Palm oil shipments by Indonesia, the world’s largest producer, probably advanced to the highest level in nine months in November as rising prices prompted exporters to boost supplies. Futures gained.
Sales of palm and kernel oils rose 2.2 percent to 1.9 million tons from October, the median of estimates from five planters, traders and refiners compiled by Bloomberg showed. That’s the highest since February, data from the Indonesian Palm Oil Association show. Production remained at 2.4 million tons for a third month, according to four respondents. That brought output to 24.25 million tons in the first 11 months.
Shippers of the world’s most consumed cooking oil are seeking to increase overseas sales after futures reached a 14-month high in Kuala Lumpur in November. Prices are heading for the first annual gain in three years on speculation Indonesian output will decline for the first time since 1998. Production may drop 500,000 tons to 27.5 million tons, Dorab Mistry, director at Godrej International Ltd., said Nov. 29.
“Producers tried to boost exports after prices gained and shipments will remain high in December” as companies must meet contracts, said Derom Bangun, chairman of the Indonesian Palm Oil Board. He forecasts output of 2.2 million tons in December. That brings the total for the year to 26.45 million tons when added to the number in the Bloomberg surveys.
Futures advanced 5.4 percent this year to 2,570 ringgit ($793) a ton on Bursa Malaysia Derivatives today after reaching 2,692 ringgit on Nov. 22, the highest since September 2012. Palm may average 2,625 ringgit a ton in the second quarter, Rabobank International estimates.
India, the biggest buyer, imported 550,663 tons in November from 534,556 tons a year earlier, according to the Solvent Extractors’ Association of India. Purchases by China, the second-biggest importer, would reach 550,000 tons in December after 500,000 tons in November, a survey showed last week.

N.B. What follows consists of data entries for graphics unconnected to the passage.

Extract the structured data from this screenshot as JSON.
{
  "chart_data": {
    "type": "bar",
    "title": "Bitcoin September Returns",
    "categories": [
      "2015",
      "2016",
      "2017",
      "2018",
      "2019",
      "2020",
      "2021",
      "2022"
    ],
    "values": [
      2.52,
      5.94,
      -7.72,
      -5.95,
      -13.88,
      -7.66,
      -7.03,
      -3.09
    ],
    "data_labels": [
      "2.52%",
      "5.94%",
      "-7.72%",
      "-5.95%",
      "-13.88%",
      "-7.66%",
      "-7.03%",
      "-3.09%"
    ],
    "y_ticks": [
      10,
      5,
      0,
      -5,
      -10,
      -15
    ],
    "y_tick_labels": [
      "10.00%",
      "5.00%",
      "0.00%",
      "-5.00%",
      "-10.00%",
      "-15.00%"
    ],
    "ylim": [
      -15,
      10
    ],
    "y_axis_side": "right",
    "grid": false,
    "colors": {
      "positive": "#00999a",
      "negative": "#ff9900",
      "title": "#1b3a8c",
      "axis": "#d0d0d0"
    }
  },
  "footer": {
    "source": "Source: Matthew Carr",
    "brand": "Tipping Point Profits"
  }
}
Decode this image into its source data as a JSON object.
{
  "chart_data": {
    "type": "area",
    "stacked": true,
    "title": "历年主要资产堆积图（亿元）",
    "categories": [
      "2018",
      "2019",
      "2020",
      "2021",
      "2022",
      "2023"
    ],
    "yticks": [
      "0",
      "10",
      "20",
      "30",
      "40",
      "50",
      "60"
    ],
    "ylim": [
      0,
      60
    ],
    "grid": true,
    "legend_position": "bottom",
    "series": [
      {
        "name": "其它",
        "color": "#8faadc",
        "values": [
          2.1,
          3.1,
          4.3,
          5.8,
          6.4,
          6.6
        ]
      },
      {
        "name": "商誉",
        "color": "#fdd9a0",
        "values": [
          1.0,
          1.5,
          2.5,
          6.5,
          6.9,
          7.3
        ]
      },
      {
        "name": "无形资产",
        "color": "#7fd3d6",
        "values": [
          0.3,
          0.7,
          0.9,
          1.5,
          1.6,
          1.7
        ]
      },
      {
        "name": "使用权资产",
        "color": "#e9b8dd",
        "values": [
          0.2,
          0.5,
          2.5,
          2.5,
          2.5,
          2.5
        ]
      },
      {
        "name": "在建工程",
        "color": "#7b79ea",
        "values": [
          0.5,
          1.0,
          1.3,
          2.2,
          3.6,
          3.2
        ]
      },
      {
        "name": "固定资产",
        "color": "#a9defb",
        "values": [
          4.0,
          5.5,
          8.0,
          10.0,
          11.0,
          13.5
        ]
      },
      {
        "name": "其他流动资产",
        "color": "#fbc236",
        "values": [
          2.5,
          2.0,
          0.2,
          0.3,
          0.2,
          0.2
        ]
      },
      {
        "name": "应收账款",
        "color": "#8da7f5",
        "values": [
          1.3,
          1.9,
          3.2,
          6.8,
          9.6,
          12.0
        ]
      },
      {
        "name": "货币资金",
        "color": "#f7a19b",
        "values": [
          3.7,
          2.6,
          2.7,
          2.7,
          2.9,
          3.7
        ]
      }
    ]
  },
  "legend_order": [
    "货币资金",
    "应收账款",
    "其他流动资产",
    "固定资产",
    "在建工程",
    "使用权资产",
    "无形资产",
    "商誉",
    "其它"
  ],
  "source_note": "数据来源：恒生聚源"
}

While the Indonesian association doesn’t publish inventory and output data, it may release export figures this week. The changes in output and reserves are derived from earlier surveys.
The figure for output in 2013 compares with Bangun’s Nov. 29 estimate of 26.2 million tons. Production will be 26.5 million tons this year from 27 million tons in 2012, according to the median of five grower estimates compiled by Bloomberg last month. The U.S. Department of Agriculture predicts a crop of 28.5 million tons.
Reserves probably rose 2.9 percent to 2.1 million tons in November from a month earlier and may decline to 2 million tons by the end of the year, according to estimates from four producers and refiners.
Supplies will shrink as the country increases the use of palm-based biodiesel, said Sahat Sinaga, executive director at the Indonesian Vegetable Oil Industry Association, who forecasts that exports and reserves may drop to 1.7 million tons and 1.5 million tons in December.
Indonesia raised in September the amount of palm-derived biodiesel that producers must blend into subsidized fuel to 10 percent from 7.5 percent. The requirement will be extended to non-subsidized fuel and industrial users in January and power plants will be obliged to use supply with a 20 percent blend.
A third of output may be used in fuel in one or two years if the government is consistent in applying the policy, Mahendra Siregar, head of the Investment Coordinating Board, said last month. About 3 percent of the crop is used as fuel now, according to the Indonesian Biofuels Producers Association.
Global biofuel demand may expand on larger mandates from Southeast Asia to South America and boost vegetable oil prices, according to Mistry, who expects palm oil production in Indonesia to rebound to 30.5 million tons in 2014.
Output will recover next year to 29.5 million tons as yields increase and new areas mature, Bangun said last month. Exports will be about 18 million tons in 2014 and may drop significantly in the next few years as more supplies are used for biodiesel output.
“Undoubtedly, biodiesel programs are among the strongest bullish drivers for palm prices in 2014,” Rabobank analysts led by Luke Chandler in Sydney, said in a report e-mailed last week. “Delays in implementing these mandates and a decline in crude oil prices could dampen the impact of these programs and reduce bullishness,” said the bank.